Wolves Show How Environment Changes Individuals, Populations Together
Since park rangers brought wolves back to Yellowstone National Park in 1995, the reintroduced predators have become a microcosm of how animals adapt to - and possibly survive - ecological and environmental changes.
By tracking 280 radio-collared wolves over an 11-year span, researchers got a glimpse of how long-term environmental changes impacted the animals and found that both population size and attributes such as body size and coat color change together with the environment.
Previously, researchers knew that the environment impacted either population size or individual attributes, but this is the first study, the researchers said, that connects all three together.
We hope (the study) shows biologists how biologists can simultaneously study ecology and evolution simultaneously in nature, and we hope that this means we get better at predicting how a range of species - not just wolves - are likely to be affected by environmental change, Tim Coulson of Imperial College London and lead author, wrote to International Business Times in an email. We see this work as a first step on a journey to achieve here aims.
The researchers also found that averages in the overall environment changed the wolves more than shorter-term environmental variability.
The only predictions we felt happiest making about Yellowstone wolves in particular were that they would be affected more (from) a permanent change in the average environment, rather than changing how much the environment varies from one year to the next, Coulson wrote.
The journal Science published the study online Thursday.
The research group park conditions into account, labeling each year on a range from good years to bad years, and studied how those different conditions affected the wolves.
The project used a new model that compared data on the wolf characteristics to the environmental conditions they lived in.
They found that a change in the environment can affect the wolves on ecological and evolutionary levels, and that a single change in the environment can have multiple effects on one wolf.

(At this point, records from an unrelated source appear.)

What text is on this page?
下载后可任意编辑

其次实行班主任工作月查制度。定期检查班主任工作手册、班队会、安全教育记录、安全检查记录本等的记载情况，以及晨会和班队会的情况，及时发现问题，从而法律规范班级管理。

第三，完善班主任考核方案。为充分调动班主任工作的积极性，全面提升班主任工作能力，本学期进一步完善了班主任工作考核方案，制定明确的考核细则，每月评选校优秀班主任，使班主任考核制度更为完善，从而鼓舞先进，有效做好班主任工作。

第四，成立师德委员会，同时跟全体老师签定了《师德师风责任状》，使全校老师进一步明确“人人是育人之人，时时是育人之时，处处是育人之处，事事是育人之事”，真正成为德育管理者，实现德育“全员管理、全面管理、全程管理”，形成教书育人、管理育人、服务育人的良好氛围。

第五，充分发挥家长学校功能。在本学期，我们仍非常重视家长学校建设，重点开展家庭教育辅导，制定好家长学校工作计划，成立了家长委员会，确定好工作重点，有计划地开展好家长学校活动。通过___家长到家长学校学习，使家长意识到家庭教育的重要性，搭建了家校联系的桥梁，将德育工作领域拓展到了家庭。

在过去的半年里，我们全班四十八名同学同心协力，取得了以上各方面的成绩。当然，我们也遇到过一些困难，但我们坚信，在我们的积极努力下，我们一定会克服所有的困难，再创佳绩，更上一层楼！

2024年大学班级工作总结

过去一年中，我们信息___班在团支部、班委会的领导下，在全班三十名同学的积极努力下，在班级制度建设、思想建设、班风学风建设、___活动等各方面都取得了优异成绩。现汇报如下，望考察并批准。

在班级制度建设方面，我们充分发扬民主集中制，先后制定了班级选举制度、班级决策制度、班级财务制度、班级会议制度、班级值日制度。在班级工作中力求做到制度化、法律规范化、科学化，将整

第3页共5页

They also found that changes in the average environmental conditions will affect the size of the Yellowstone wolf population.
The novelty of the new model is that it looks at how the frequencies of changes in environmental conditions along the 'good to bad' year continuum simultaneously impact many wolf characteristics, Coulson said in a statement.

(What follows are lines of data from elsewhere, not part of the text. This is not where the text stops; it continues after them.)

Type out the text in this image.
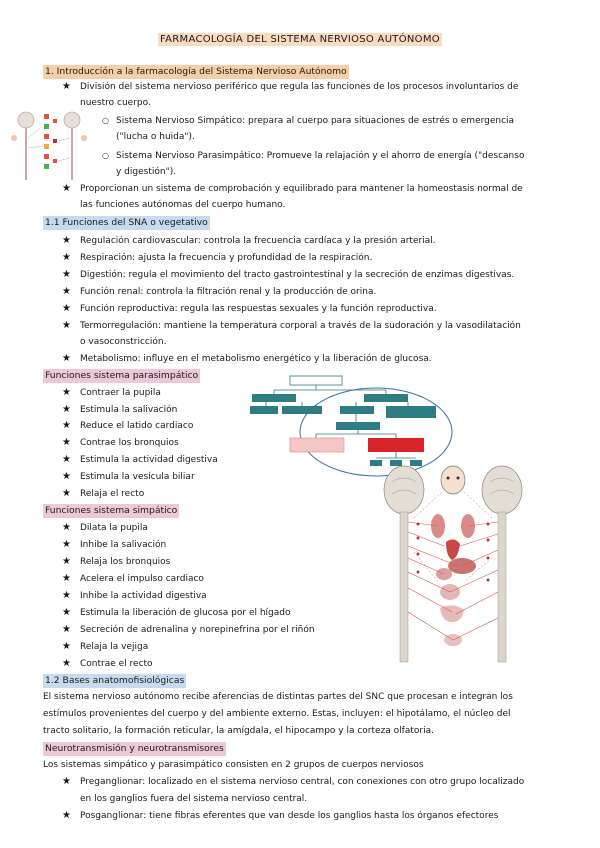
FARMACOLOGÍA DEL SISTEMA NERVIOSO AUTÓNOMO
1. Introducción a la farmacología del Sistema Nervioso Autónomo
★ División del sistema nervioso periférico que regula las funciones de los procesos involuntarios de
nuestro cuerpo.
○ Sistema Nervioso Simpático: prepara al cuerpo para situaciones de estrés o emergencia
("lucha o huida").
○ Sistema Nervioso Parasimpático: Promueve la relajación y el ahorro de energía ("descanso
y digestión").
★ Proporcionan un sistema de comprobación y equilibrado para mantener la homeostasis normal de
las funciones autónomas del cuerpo humano.
1.1 Funciones del SNA o vegetativo
★ Regulación cardiovascular: controla la frecuencia cardíaca y la presión arterial.
★ Respiración: ajusta la frecuencia y profundidad de la respiración.
★ Digestión: regula el movimiento del tracto gastrointestinal y la secreción de enzimas digestivas.
★ Función renal: controla la filtración renal y la producción de orina.
★ Función reproductiva: regula las respuestas sexuales y la función reproductiva.
★ Termorregulación: mantiene la temperatura corporal a través de la sudoración y la vasodilatación
o vasoconstricción.
★ Metabolismo: influye en el metabolismo energético y la liberación de glucosa.
Funciones sistema parasimpático
★ Contraer la pupila
★ Estimula la salivación
★ Reduce el latido cardiaco
★ Contrae los bronquios
★ Estimula la actividad digestiva
★ Estimula la vesícula biliar
★ Relaja el recto
Funciones sistema simpático
★ Dilata la pupila
★ Inhibe la salivación
★ Relaja los bronquios
★ Acelera el impulso cardiaco
★ Inhibe la actividad digestiva
★ Estimula la liberación de glucosa por el hígado
★ Secreción de adrenalina y norepinefrina por el riñón
★ Relaja la vejiga
★ Contrae el recto
1.2 Bases anatomofisiológicas
El sistema nervioso autónomo recibe aferencias de distintas partes del SNC que procesan e integran los
estímulos provenientes del cuerpo y del ambiente externo. Estas, incluyen: el hipotálamo, el núcleo del
tracto solitario, la formación reticular, la amígdala, el hipocampo y la corteza olfatoria.
Neurotransmisión y neurotransmisores
Los sistemas simpático y parasimpático consisten en 2 grupos de cuerpos nerviosos
★ Preganglionar: localizado en el sistema nervioso central, con conexiones con otro grupo localizado
en los ganglios fuera del sistema nervioso central.
★ Posganglionar: tiene fibras eferentes que van desde los ganglios hasta los órganos efectores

Gray wolves are on the endangered species list in certain parts of the U.S. Those in the Rocky Mountain region were removed from the list earlier this year.
There are more than 5,000 wolves living on the U.S. mainland, according to the conservation group Defenders of Wildlife.
Thanks to the reintroduction of wolves in 1995, Yellowstone National Park is one of the most favored places to see and hear wolves in the native habitat, the group says on their Web site.
Still, the group wishes to see wolves brought back into other parts of the U.S.
Although wolves are making a comeback in portions of the lower 48 states, wolf restoration should continue to be considered in areas of suitable habitat from which they are still absent: the Northeast, southern Rockies and Pacific Northwest, the group says on its Web site.
The bewildering complexity of changes in wolf populations due to environmental change may be disheartening at first glance, Sebastian Schreiber, evolutionary biologist at the University of California, Davis, wrote in an accompanying note in Science. But Schreiber, not connected to the study, added he was optimistic that the models may identify population and genetic dynamics based on the environmental context.
Coulson believes this research could tell a thing or two about humans.
As just one example, the methods developed through this study might ultimately be used to help predict the impacts of the ongoing obesity epidemic on survival and fertility rates and the resulting influence of those variables on the growth rate of selected human populations, a statement on the study reads.